The African Democratic Congress (ADC) has demanded a full audit of Nigeria’s refineries, citing recent reports that allege that successive governments have spent nearly $18 billion on the rehabilitation of the three major refineries in the country.
In a statement by the Interim National Publicity Secretary of African Democratic Congress (ADC), Mallam Bolaji Abdullahi, the party questioned whether the President Bola Tinubu administration has been deceiving Nigerians, having recently spent over $2.8 billion dollars on the refineries, before declaring that they were moribund.
“The African Democratic Congress (ADC) has noted with deep concern the recent confirmation by the Tinubu administration and the leadership of the Nigerian National Petroleum Company Limited (NNPCL) that the federal government is proceeding with the full privatisation of Nigeria’s state-owned refineries. This development, coming just months after government officials claimed that the Port Harcourt and Warri refineries had resumed partial operations, raises fundamental questions about transparency and policy coherence.
“It would be recalled that the APC government recently announced that the refineries were already working. It is therefore curious that the same government, having spent such humongous amounts on the refineries, is now planning to sell them off.
“ADC is concerned about the perennial waste and underhanded dealings in the name of turnaround maintenance that never turned anything around but the personal fortunes of those involved. We believe this must not continue. We are however suspicious of the current moves being made by the government to sell off the refineries outright without giving full consideration to alternative options and without consultations with critical stakeholders. Selling off the refineries under the prevailing circumstances is indeed conducive for all sorts of criminal dealings, whereby national assets could be deliberately devalued and sold to cronies.

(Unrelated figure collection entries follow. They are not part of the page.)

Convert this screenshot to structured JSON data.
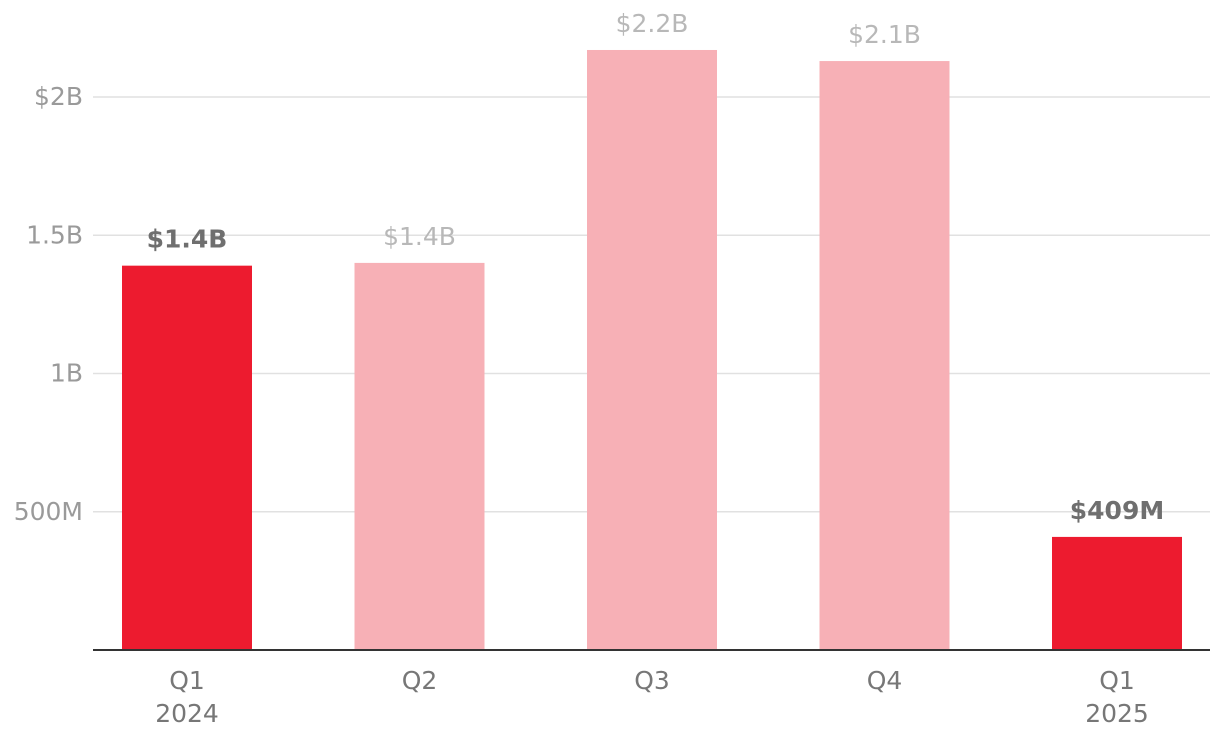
{
  "chart_data": {
    "type": "bar",
    "categories": [
      {
        "line1": "Q1",
        "line2": "2024"
      },
      {
        "line1": "Q2",
        "line2": ""
      },
      {
        "line1": "Q3",
        "line2": ""
      },
      {
        "line1": "Q4",
        "line2": ""
      },
      {
        "line1": "Q1",
        "line2": "2025"
      }
    ],
    "values": [
      1390000000,
      1400000000,
      2170000000,
      2130000000,
      409000000
    ],
    "data_labels": [
      "$1.4B",
      "$1.4B",
      "$2.2B",
      "$2.1B",
      "$409M"
    ],
    "highlighted": [
      true,
      false,
      false,
      false,
      true
    ],
    "y_ticks": [
      {
        "value": 500000000,
        "label": "500M"
      },
      {
        "value": 1000000000,
        "label": "1B"
      },
      {
        "value": 1500000000,
        "label": "1.5B"
      },
      {
        "value": 2000000000,
        "label": "$2B"
      }
    ],
    "ylim": [
      0,
      2300000000
    ],
    "grid": true,
    "colors": {
      "highlight": "#ed1b2f",
      "muted": "#f7b0b6",
      "grid": "#e1e1e1",
      "baseline": "#333333"
    }
  }
}
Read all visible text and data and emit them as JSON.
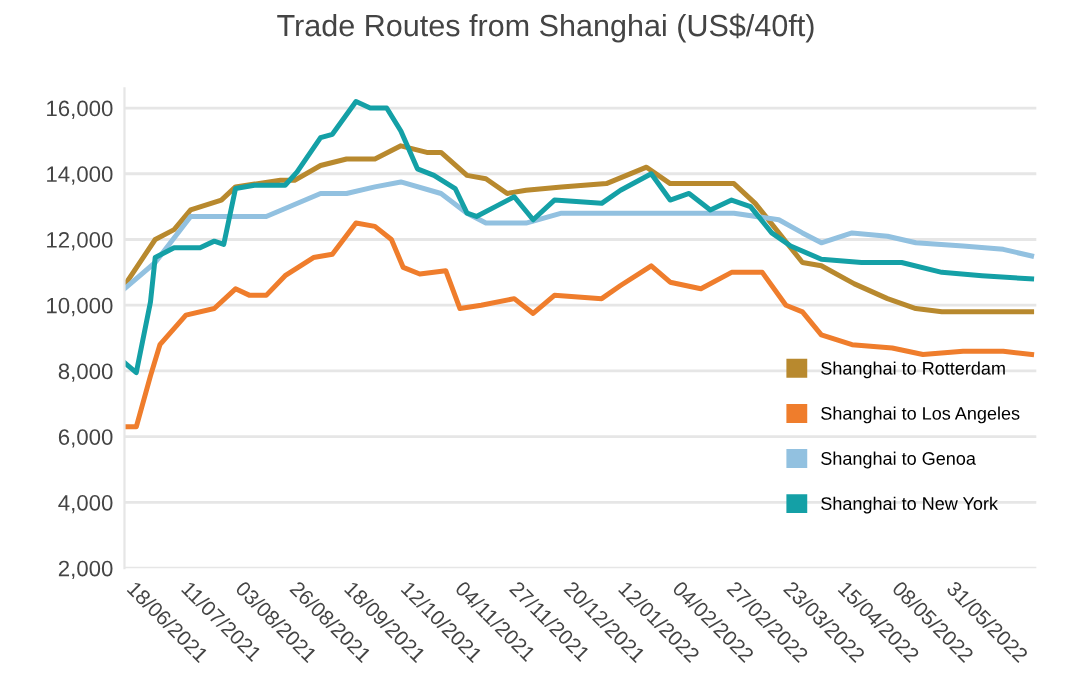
{
  "chart_data": {
    "type": "line",
    "title": "Trade Routes from Shanghai (US$/40ft)",
    "xlim": [
      "2021-06-13",
      "2022-07-04"
    ],
    "xticks": [
      {
        "value": "2021-06-18",
        "label": "18/06/2021"
      },
      {
        "value": "2021-07-11",
        "label": "11/07/2021"
      },
      {
        "value": "2021-08-03",
        "label": "03/08/2021"
      },
      {
        "value": "2021-08-26",
        "label": "26/08/2021"
      },
      {
        "value": "2021-09-18",
        "label": "18/09/2021"
      },
      {
        "value": "2021-10-12",
        "label": "12/10/2021"
      },
      {
        "value": "2021-11-04",
        "label": "04/11/2021"
      },
      {
        "value": "2021-11-27",
        "label": "27/11/2021"
      },
      {
        "value": "2021-12-20",
        "label": "20/12/2021"
      },
      {
        "value": "2022-01-12",
        "label": "12/01/2022"
      },
      {
        "value": "2022-02-04",
        "label": "04/02/2022"
      },
      {
        "value": "2022-02-27",
        "label": "27/02/2022"
      },
      {
        "value": "2022-03-23",
        "label": "23/03/2022"
      },
      {
        "value": "2022-04-15",
        "label": "15/04/2022"
      },
      {
        "value": "2022-05-08",
        "label": "08/05/2022"
      },
      {
        "value": "2022-05-31",
        "label": "31/05/2022"
      }
    ],
    "ylim": [
      2000,
      16600
    ],
    "yticks": [
      {
        "value": 2000,
        "label": "2,000"
      },
      {
        "value": 4000,
        "label": "4,000"
      },
      {
        "value": 6000,
        "label": "6,000"
      },
      {
        "value": 8000,
        "label": "8,000"
      },
      {
        "value": 10000,
        "label": "10,000"
      },
      {
        "value": 12000,
        "label": "12,000"
      },
      {
        "value": 14000,
        "label": "14,000"
      },
      {
        "value": 16000,
        "label": "16,000"
      }
    ],
    "grid": "y",
    "legend": "bottom right",
    "marker": "none",
    "line_style": "solid",
    "series": [
      {
        "name": "Shanghai to Rotterdam",
        "color": "#b8892e",
        "x": [
          "2021-06-13",
          "2021-06-26",
          "2021-07-04",
          "2021-07-11",
          "2021-07-24",
          "2021-07-30",
          "2021-08-18",
          "2021-08-24",
          "2021-09-04",
          "2021-09-15",
          "2021-09-27",
          "2021-10-08",
          "2021-10-19",
          "2021-10-25",
          "2021-11-05",
          "2021-11-13",
          "2021-11-22",
          "2021-11-30",
          "2021-12-15",
          "2022-01-03",
          "2022-01-20",
          "2022-01-30",
          "2022-02-26",
          "2022-03-07",
          "2022-03-17",
          "2022-03-27",
          "2022-04-04",
          "2022-04-18",
          "2022-05-02",
          "2022-05-14",
          "2022-05-25",
          "2022-06-11",
          "2022-07-02"
        ],
        "values": [
          10600,
          12000,
          12300,
          12900,
          13200,
          13600,
          13800,
          13800,
          14250,
          14450,
          14450,
          14850,
          14650,
          14650,
          13950,
          13850,
          13400,
          13500,
          13600,
          13700,
          14200,
          13700,
          13700,
          13100,
          12200,
          11300,
          11200,
          10650,
          10200,
          9900,
          9800,
          9800,
          9800
        ]
      },
      {
        "name": "Shanghai to Los Angeles",
        "color": "#ef7d2c",
        "x": [
          "2021-06-13",
          "2021-06-18",
          "2021-06-24",
          "2021-06-28",
          "2021-07-09",
          "2021-07-21",
          "2021-07-30",
          "2021-08-05",
          "2021-08-12",
          "2021-08-20",
          "2021-09-01",
          "2021-09-09",
          "2021-09-19",
          "2021-09-27",
          "2021-10-04",
          "2021-10-09",
          "2021-10-16",
          "2021-10-27",
          "2021-11-02",
          "2021-11-11",
          "2021-11-25",
          "2021-12-03",
          "2021-12-12",
          "2022-01-01",
          "2022-01-09",
          "2022-01-22",
          "2022-01-30",
          "2022-02-12",
          "2022-02-25",
          "2022-03-10",
          "2022-03-20",
          "2022-03-27",
          "2022-04-04",
          "2022-04-17",
          "2022-05-04",
          "2022-05-17",
          "2022-06-03",
          "2022-06-20",
          "2022-07-02"
        ],
        "values": [
          6300,
          6300,
          7850,
          8800,
          9700,
          9900,
          10500,
          10300,
          10300,
          10900,
          11450,
          11550,
          12500,
          12400,
          12000,
          11150,
          10950,
          11050,
          9900,
          10000,
          10200,
          9750,
          10300,
          10200,
          10600,
          11200,
          10700,
          10500,
          11000,
          11000,
          10000,
          9800,
          9100,
          8800,
          8700,
          8500,
          8600,
          8600,
          8500
        ]
      },
      {
        "name": "Shanghai to Genoa",
        "color": "#92c1e0",
        "x": [
          "2021-06-13",
          "2021-06-26",
          "2021-07-11",
          "2021-07-24",
          "2021-08-12",
          "2021-09-04",
          "2021-09-15",
          "2021-09-27",
          "2021-10-08",
          "2021-10-25",
          "2021-11-05",
          "2021-11-13",
          "2021-11-30",
          "2021-12-15",
          "2022-01-03",
          "2022-01-30",
          "2022-02-26",
          "2022-03-17",
          "2022-03-27",
          "2022-04-04",
          "2022-04-17",
          "2022-05-02",
          "2022-05-14",
          "2022-06-03",
          "2022-06-20",
          "2022-07-02"
        ],
        "values": [
          10500,
          11300,
          12700,
          12700,
          12700,
          13400,
          13400,
          13600,
          13750,
          13400,
          12800,
          12500,
          12500,
          12800,
          12800,
          12800,
          12800,
          12600,
          12200,
          11900,
          12200,
          12100,
          11900,
          11800,
          11700,
          11500
        ]
      },
      {
        "name": "Shanghai to New York",
        "color": "#14a0a6",
        "x": [
          "2021-06-13",
          "2021-06-18",
          "2021-06-24",
          "2021-06-26",
          "2021-07-04",
          "2021-07-15",
          "2021-07-21",
          "2021-07-25",
          "2021-07-30",
          "2021-08-07",
          "2021-08-20",
          "2021-08-25",
          "2021-09-04",
          "2021-09-09",
          "2021-09-19",
          "2021-09-25",
          "2021-10-02",
          "2021-10-08",
          "2021-10-15",
          "2021-10-22",
          "2021-10-31",
          "2021-11-05",
          "2021-11-09",
          "2021-11-17",
          "2021-11-25",
          "2021-12-03",
          "2021-12-12",
          "2022-01-01",
          "2022-01-09",
          "2022-01-22",
          "2022-01-30",
          "2022-02-07",
          "2022-02-16",
          "2022-02-25",
          "2022-03-05",
          "2022-03-14",
          "2022-03-22",
          "2022-04-04",
          "2022-04-21",
          "2022-05-08",
          "2022-05-25",
          "2022-06-11",
          "2022-07-02"
        ],
        "values": [
          8250,
          7950,
          10100,
          11450,
          11750,
          11750,
          11950,
          11850,
          13550,
          13650,
          13650,
          14050,
          15100,
          15200,
          16200,
          16000,
          16000,
          15300,
          14150,
          13950,
          13550,
          12800,
          12700,
          13000,
          13300,
          12600,
          13200,
          13100,
          13500,
          14000,
          13200,
          13400,
          12900,
          13200,
          13000,
          12200,
          11800,
          11400,
          11300,
          11300,
          11000,
          10900,
          10800
        ]
      }
    ]
  }
}
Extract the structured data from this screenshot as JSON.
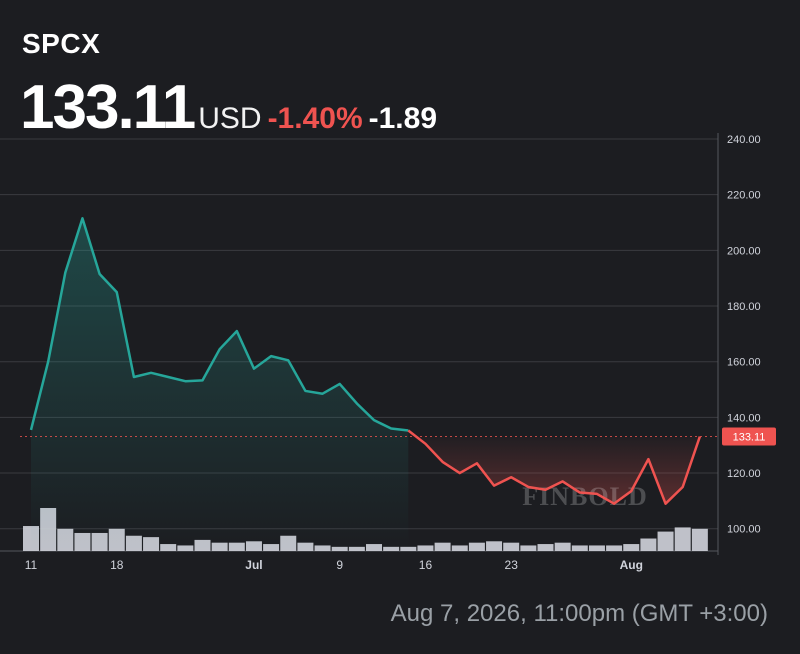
{
  "header": {
    "ticker": "SPCX",
    "price": "133.11",
    "currency": "USD",
    "change_percent": "-1.40%",
    "change_abs": "-1.89"
  },
  "footer": {
    "timestamp": "Aug 7, 2026, 11:00pm (GMT +3:00)"
  },
  "watermark": "FINBOLD",
  "colors": {
    "up": "#26a69a",
    "down": "#ef5350",
    "background": "#1c1d21",
    "grid": "#3a3b40",
    "volume": "#d1d4dc"
  },
  "chart_data": {
    "type": "line",
    "price_label": "133.11",
    "ylim": [
      92,
      240
    ],
    "y_ticks": [
      "100.00",
      "120.00",
      "140.00",
      "160.00",
      "180.00",
      "200.00",
      "220.00",
      "240.00"
    ],
    "x_ticks": [
      {
        "index": 0,
        "label": "11"
      },
      {
        "index": 5,
        "label": "18"
      },
      {
        "index": 13,
        "label": "Jul"
      },
      {
        "index": 18,
        "label": "9"
      },
      {
        "index": 23,
        "label": "16"
      },
      {
        "index": 28,
        "label": "23"
      },
      {
        "index": 35,
        "label": "Aug"
      }
    ],
    "series": [
      {
        "values": [
          135.5,
          160.0,
          192.0,
          211.5,
          191.5,
          185.0,
          154.5,
          156.0,
          154.5,
          153.0,
          153.3,
          164.5,
          171.0,
          157.5,
          162.0,
          160.5,
          149.5,
          148.5,
          152.0,
          145.0,
          139.0,
          136.0,
          135.3,
          130.5,
          124.0,
          120.0,
          123.5,
          115.5,
          118.5,
          115.0,
          114.0,
          117.0,
          113.0,
          112.5,
          109.0,
          113.5,
          125.0,
          109.0,
          115.0,
          133.11
        ]
      }
    ],
    "volume": [
      18,
      31,
      16,
      13,
      13,
      16,
      11,
      10,
      5,
      4,
      8,
      6,
      6,
      7,
      5,
      11,
      6,
      4,
      3,
      3,
      5,
      3,
      3,
      4,
      6,
      4,
      6,
      7,
      6,
      4,
      5,
      6,
      4,
      4,
      4,
      5,
      9,
      14,
      17,
      16
    ]
  }
}
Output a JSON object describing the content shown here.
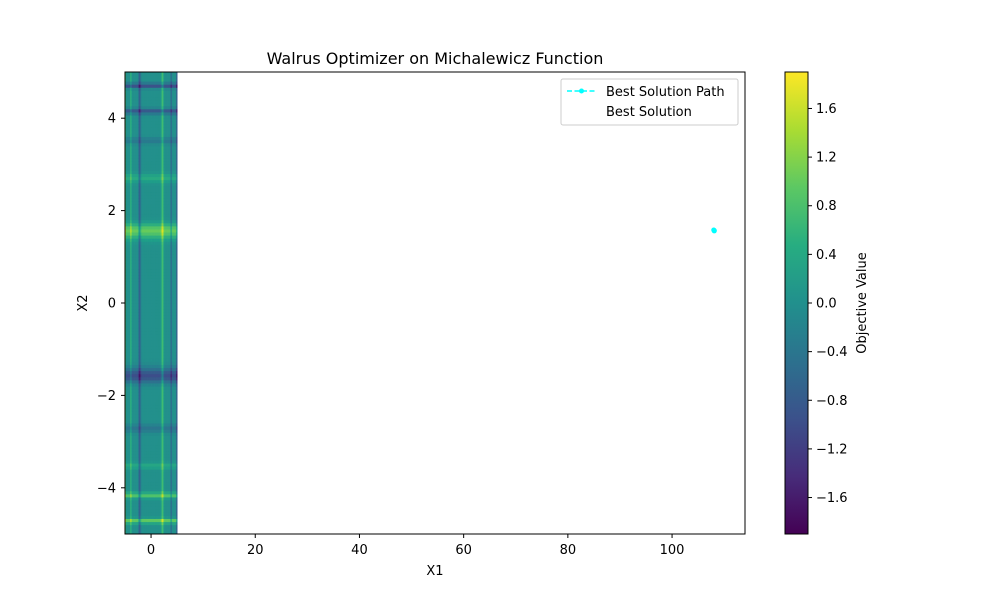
{
  "chart_data": {
    "type": "heatmap",
    "title": "Walrus Optimizer on Michalewicz Function",
    "xlabel": "X1",
    "ylabel": "X2",
    "xlim": [
      -5,
      114
    ],
    "ylim": [
      -5,
      5
    ],
    "x_ticks": [
      0,
      20,
      40,
      60,
      80,
      100
    ],
    "x_tick_labels": [
      "0",
      "20",
      "40",
      "60",
      "80",
      "100"
    ],
    "y_ticks": [
      -4,
      -2,
      0,
      2,
      4
    ],
    "y_tick_labels": [
      "−4",
      "−2",
      "0",
      "2",
      "4"
    ],
    "heatmap": {
      "function": "michalewicz",
      "x_range": [
        -5,
        5
      ],
      "y_range": [
        -5,
        5
      ],
      "colormap": "viridis"
    },
    "colorbar": {
      "label": "Objective Value",
      "min": -1.9,
      "max": 1.9,
      "ticks": [
        -1.6,
        -1.2,
        -0.8,
        -0.4,
        0.0,
        0.4,
        0.8,
        1.2,
        1.6
      ],
      "tick_labels": [
        "−1.6",
        "−1.2",
        "−0.8",
        "−0.4",
        "0.0",
        "0.4",
        "0.8",
        "1.2",
        "1.6"
      ]
    },
    "series": [
      {
        "name": "Best Solution Path",
        "style": "dashed-line-with-markers",
        "color": "#00FFFF",
        "points": [
          {
            "x": 108.1,
            "y": 1.56
          },
          {
            "x": 108.1,
            "y": 1.57
          },
          {
            "x": 108.0,
            "y": 1.58
          }
        ]
      },
      {
        "name": "Best Solution",
        "style": "marker",
        "color": "#FF0000",
        "points": []
      }
    ],
    "legend_position": "top-right",
    "grid": false
  }
}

“ADC therefore calls for a full and independent audit—financial, technical, and structural— before any sale is contemplated or privatisation is considered.
“Successive APC administrations have poured over $18 billion into the so-called rehabilitation of Nigeria’s refineries. The current administration is reported to have spent another $2.8 billion under the same pretext. Yet there is no verifiable increase in refining capacity, no observable cost efficiency, and no fuel security benefit accruing to the Nigerian people. Instead, the same refineries have remained idle or dysfunctional, while the government continues to fund the importation of refined petroleum products.
“Even Africa’s foremost industrialist, Alhaji Aliko Dangote, whose private refinery now stands as the only viable refining asset in the country, has publicly stated his doubts that these government-owned refineries can ever work again. And he is right to doubt. The infrastructure is obsolete, the operations are hollowed out, and the entire value-chain has become a black hole for public funds. So again, we must ask: what exactly is being sold, and why now?,” the statement read.